The truest thing that was ever said about writing was Scotty Reston’s lament during the Great Newspaper Strike of 1962, which killed four of New York’s seven newspapers: How do I know what I think if I can’t read what I write? The New York Times columnist was so depressed by the strike that he continued writing his Sunday column even though there was no place to publish it, and went on TV to read it aloud.
Scotty Reston could not have created a prompt for an AI to write his column, because he had no idea what the column would say until he’d written it.
So will AIs be just another tool for writers? Yes, just like research and notes and notebooks.
Tools are useful. There’s no need for fear.
And there is no need to fear we will program a creative AI because we have no idea how creativity works. Heck, we still have no idea how consciousness works, never mind advanced functions like creativity.
Creativity is how we shape reality. Good Vibratrions and Let It Be and Satisfaction and Child with a toy hand grenade in Central Park, N.Y.C. exist in the real world now because people envisioned them and brought them into being.
And we have no idea how that works.
The only thing we do know is that creativity is as wild and varied as the creators themselves.
Just ask Adrian Belew.
Belew’s big break came when Frank Zappa asked the guitarist to join his band. Zappa was an exacting composer and band master; every song had to be played note-for-note the way Zappa had written it.
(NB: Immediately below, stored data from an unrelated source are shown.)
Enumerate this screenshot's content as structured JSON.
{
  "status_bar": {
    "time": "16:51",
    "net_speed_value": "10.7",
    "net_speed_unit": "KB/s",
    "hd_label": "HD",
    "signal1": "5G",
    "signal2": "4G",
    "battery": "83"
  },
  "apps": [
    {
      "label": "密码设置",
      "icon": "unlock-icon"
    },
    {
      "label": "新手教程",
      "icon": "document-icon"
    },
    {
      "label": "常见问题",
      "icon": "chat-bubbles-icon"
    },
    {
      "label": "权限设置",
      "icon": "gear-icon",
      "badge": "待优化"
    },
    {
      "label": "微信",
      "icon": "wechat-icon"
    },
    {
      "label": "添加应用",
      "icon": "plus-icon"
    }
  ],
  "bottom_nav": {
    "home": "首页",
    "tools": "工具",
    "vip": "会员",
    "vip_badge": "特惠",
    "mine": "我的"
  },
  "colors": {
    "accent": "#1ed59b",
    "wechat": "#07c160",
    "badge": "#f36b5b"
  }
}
And Zappa wrote everything; when he wasn’t writing for the band he wrote symphonies. Belew later said it was like going to musicians’ school.
And then Belew joined David Bowie’s band.
Belew went from being expected to play the exact notes of the song as written to being locked in a sound booth and told to just go wild and play. Bowie refused to even let Belew hear the rest of the song, the lyrics, or any of the other instruments, or even tell him what key the song was written in. So Belew just played, and Bowie and producer Brian Eno took those recordings, cut them up, and wove them into the rest of the music into Lodger.
Zappa’s regimented work with Belew produced the double album Sheik Yerbouti; with over 2 million sold it’s Zappa’s biggest selling album.
Bowie’s boundaryless work with Belew produced the album Lodger, widely regarded as one of the most influential works of the 1970s.
We don’t know how creativity works. But we can see how it changes reality when it does work.
Here’s another image of birds silhouetted by a setting sun. It’s still not exactly the image that I see in my mind’s eye…so I guess I need to grab my camera and head out again.
>And there is no need to fear we will program a creative AI because we have no idea how creativity works. Heck, we still have no idea how consciousness works, never mind advanced functions like creativity.
I agree very much with the overall thesis of this piece, but I'm not sure this is a very strong argument, considering that LLMs are not so much the result of deliberate programming as a surprising accident of scale. The transformer architecture, which modern LLMs are based on, was originally developed for machine translation. LLMs arose from feeding way more data than ever before into this transformer architecture, and the results surprised everyone. We don't really understand how or why these things work as well as they do. So understanding how something works does not seem to be an essential prerequisite for creating it, in this realm at least.